Seasons changed and my siblings and I grew. Mother had to work so hard to feed us. The day came when she told us we needed to learn to fly and seek food for ourselves so that we could move from our little home. How scared yet excited we were! To be able to soar like her and Father would be the most monumental feat of our very young lives! We had to work very hard every day in order to be able to fend for ourselves. Something about fending for ourselves made us worry, though. Would it mean that we couldn’t snuggle up together under Mother’s wings anymore? If so, we would be alone. Alone sounded like a very cold and dark place and not at all like anywhere I wanted to be. Maybe they’d let me stay if I couldn’t fly or gather my own food.
The days of summer were long and glorious, ones of heat and hopping over the grass. My siblings and I would line up and take turns attempting flight for just a few seconds, waving our little wings up and down and falling back to the ground. Feathers flew and tiny dirt tornadoes formed on the ground from our antics. I loved to fly, but remembered that I must not let on that I do. When the elders watched me, I would flap madly about until I came careening back to the earth. They all shook their heads and looked away, muttering things like he’s not going to make it and he won't be able to take care of himself.
As the days flitted by, we learned how to peck in the ground for worms and other bugs. I have to admit that fending for myself in that way was much more satisfying than waiting for Mother to come back from her quests and fill our bellies one by one. I loved listening to the ground and hearing the faint vibrations of a worm wiggling under the ground, my beak lightly on the surface waiting for the right moment to slash into the dirt and pull up a succulent victim. For one of such small stature, I felt immensely powerful as I pulled the unsuspecting, struggling worm from the it’s hiding place. Fully satiated, I’d find a low branch to watch my siblings practicing their distance exercises and then have a little nap. I didn’t intend on any long ranging trips in the future. After all, I was staying right here in this beautiful place.
As the days became shorter, we had less time to play as we spent what light we had in the evening foraging for our dinner before darkness fell. It was still quite balmy at night with the wind softly ruffling our feathers as the katydids and crickets sang to us. Sometimes the cicadas joined in; what a raucous symphony of voices it was! We sat in the trees for safety, talking quietly to each other about what we would do tomorrow. Perched high in our tree, we giggled at the ground dwellers prowling below trying to find a way to reach us. They never could, of course, and that sensation of power filled me once more.

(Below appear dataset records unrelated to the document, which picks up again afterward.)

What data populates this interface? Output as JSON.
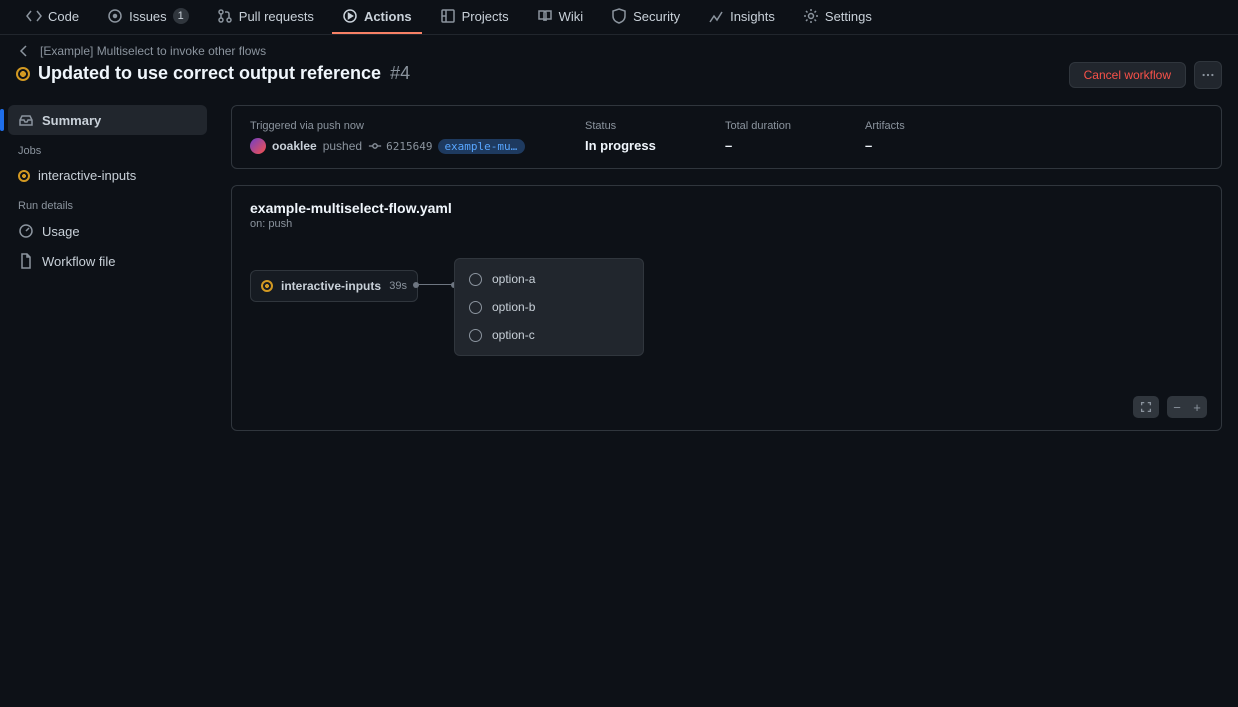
{
  "nav": {
    "code": "Code",
    "issues": "Issues",
    "issues_count": "1",
    "pulls": "Pull requests",
    "actions": "Actions",
    "projects": "Projects",
    "wiki": "Wiki",
    "security": "Security",
    "insights": "Insights",
    "settings": "Settings"
  },
  "breadcrumb": {
    "workflow_name": "[Example] Multiselect to invoke other flows"
  },
  "run": {
    "title": "Updated to use correct output reference",
    "number": "#4",
    "cancel": "Cancel workflow"
  },
  "sidebar": {
    "summary": "Summary",
    "jobs_heading": "Jobs",
    "job1": "interactive-inputs",
    "details_heading": "Run details",
    "usage": "Usage",
    "workflow_file": "Workflow file"
  },
  "summary": {
    "triggered_label": "Triggered via push now",
    "actor": "ooaklee",
    "pushed": "pushed",
    "sha": "6215649",
    "branch": "example-multiselect-flow-to…",
    "status_label": "Status",
    "status_value": "In progress",
    "duration_label": "Total duration",
    "duration_value": "–",
    "artifacts_label": "Artifacts",
    "artifacts_value": "–"
  },
  "graph": {
    "filename": "example-multiselect-flow.yaml",
    "trigger": "on: push",
    "primary_job": "interactive-inputs",
    "elapsed": "39s",
    "options": {
      "a": "option-a",
      "b": "option-b",
      "c": "option-c"
    },
    "zoom_out": "−",
    "zoom_in": "+"
  }
}
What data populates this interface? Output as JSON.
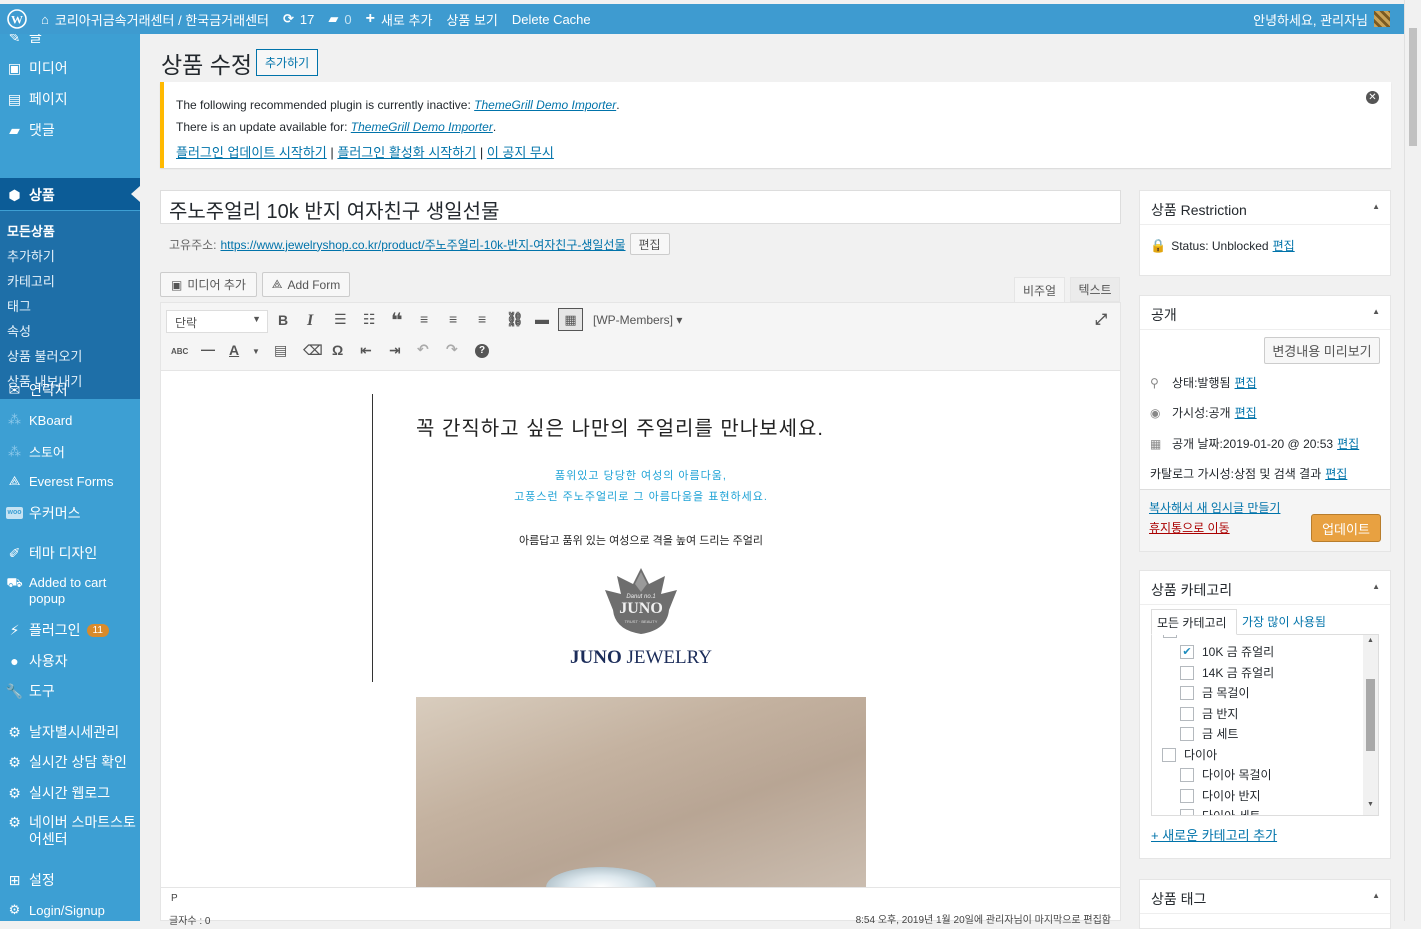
{
  "adminbar": {
    "site": "코리아귀금속거래센터 / 한국금거래센터",
    "updates": "17",
    "comments": "0",
    "new": "새로 추가",
    "view": "상품 보기",
    "cache": "Delete Cache",
    "howdy": "안녕하세요, 관리자님"
  },
  "menu": {
    "partial": "글",
    "media": "미디어",
    "pages": "페이지",
    "comments": "댓글",
    "products": "상품",
    "sub": [
      "모든상품",
      "추가하기",
      "카테고리",
      "태그",
      "속성",
      "상품 불러오기",
      "상품 내보내기"
    ],
    "contact": "연락처",
    "kboard": "KBoard",
    "store": "스토어",
    "everest": "Everest Forms",
    "woocommerce": "우커머스",
    "theme": "테마 디자인",
    "added_to_cart": "Added to cart popup",
    "plugins": "플러그인",
    "plugins_count": "11",
    "users": "사용자",
    "tools": "도구",
    "daily": "날자별시세관리",
    "chat": "실시간 상담 확인",
    "weblog": "실시간 웹로그",
    "naver": "네이버 스마트스토어센터",
    "settings": "설정",
    "login": "Login/Signup"
  },
  "page": {
    "title": "상품 수정",
    "add_new": "추가하기"
  },
  "notice": {
    "line1": "The following recommended plugin is currently inactive: ",
    "line1_link": "ThemeGrill Demo Importer",
    "line2": "There is an update available for: ",
    "line2_link": "ThemeGrill Demo Importer",
    "dot": ".",
    "l1": "플러그인 업데이트 시작하기",
    "l2": "플러그인 활성화 시작하기",
    "l3": "이 공지 무시",
    "sep": "|"
  },
  "post": {
    "title": "주노주얼리 10k 반지 여자친구 생일선물",
    "permalink_label": "고유주소:",
    "permalink": "https://www.jewelryshop.co.kr/product/주노주얼리-10k-반지-여자친구-생일선물",
    "edit": "편집"
  },
  "editor": {
    "add_media": "미디어 추가",
    "add_form": "Add Form",
    "tab_visual": "비주얼",
    "tab_text": "텍스트",
    "format": "단락",
    "wpmembers": "[WP-Members] ▾",
    "path": "P",
    "wordcount": "글자수 : 0",
    "lastedit": "8:54 오후, 2019년 1월 20일에 관리자님이 마지막으로 편집함"
  },
  "content": {
    "heading": "꼭 간직하고 싶은 나만의 주얼리를 만나보세요.",
    "sub1": "품위있고 당당한 여성의 아름다움,",
    "sub2": "고풍스런 주노주얼리로 그 아름다움을 표현하세요.",
    "body": "아름답고 품위 있는 여성으로 격을 높여 드리는 주얼리",
    "logo_small": "Danut no.1",
    "logo_juno": "JUNO",
    "logo_tag": "TRUST · BEAUTY",
    "brand1": "JUNO",
    "brand2": " JEWELRY"
  },
  "restriction": {
    "title": "상품 Restriction",
    "status": "Status: Unblocked",
    "edit": "편집"
  },
  "publish": {
    "title": "공개",
    "preview": "변경내용 미리보기",
    "status_label": "상태: ",
    "status": "발행됨",
    "vis_label": "가시성: ",
    "vis": "공개",
    "date_label": "공개 날짜: ",
    "date": "2019-01-20 @ 20:53",
    "catalog_label": "카탈로그 가시성: ",
    "catalog": "상점 및 검색 결과",
    "edit": "편집",
    "copy": "복사해서 새 임시글 만들기",
    "trash": "휴지통으로 이동",
    "update": "업데이트"
  },
  "categories": {
    "title": "상품 카테고리",
    "tab_all": "모든 카테고리",
    "tab_popular": "가장 많이 사용됨",
    "items": [
      {
        "label": "10K 금 쥬얼리",
        "checked": true
      },
      {
        "label": "14K 금 쥬얼리",
        "checked": false
      },
      {
        "label": "금 목걸이",
        "checked": false
      },
      {
        "label": "금 반지",
        "checked": false
      },
      {
        "label": "금 세트",
        "checked": false
      },
      {
        "label": "다이아",
        "checked": false
      },
      {
        "label": "다이아 목걸이",
        "checked": false
      },
      {
        "label": "다이아 반지",
        "checked": false
      },
      {
        "label": "다이아 세트",
        "checked": false
      }
    ],
    "add": "+ 새로운 카테고리 추가"
  },
  "tags": {
    "title": "상품 태그"
  }
}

The day came when we awoke to the sun, but the wind blowing cold from the North swallowed its warmth. Father said it was Autumn, and that we needed to make plans to head South. I did not know what South was, but Father said it was warm there. Warm had a nice ring to it but South was not here. Here was home. Every day the leaves changed color and fluttered to the ground. The world looked very beautiful, but with each passing day, more leaves were gone which left us exposed even more to the elements. Now we realized we had yet more predatory enemies, the Falcon and the Hawk. They repeatedly circled above us, waiting until the moment came when we would no longer be covered by our canopy of color. Mother said that just one more time of harsh winds and our home would be no more. No longer feeling powerful, I came to the realization that I must also go on the long journey, away from the only place I’d ever known, the place that I called Home.
As Father gave out instructions the following morning, the last brown dry leaf fell from the tree with its ominous warning of times to come. He squawked out orders of who were to be in the leading positions in our formation and who would be in the aft cheering on the stragglers. Everyone seemed to know their appointed duty and placement. Everyone except for me. I was not prepared for this at all. I concurrently lamented that I had no desire to leave, while berating myself for my lack of preparedness and for not believing in the Elders and their truth. I plummeted into a state of deflated powerlessness and despair, too proud to let anyone know my truth.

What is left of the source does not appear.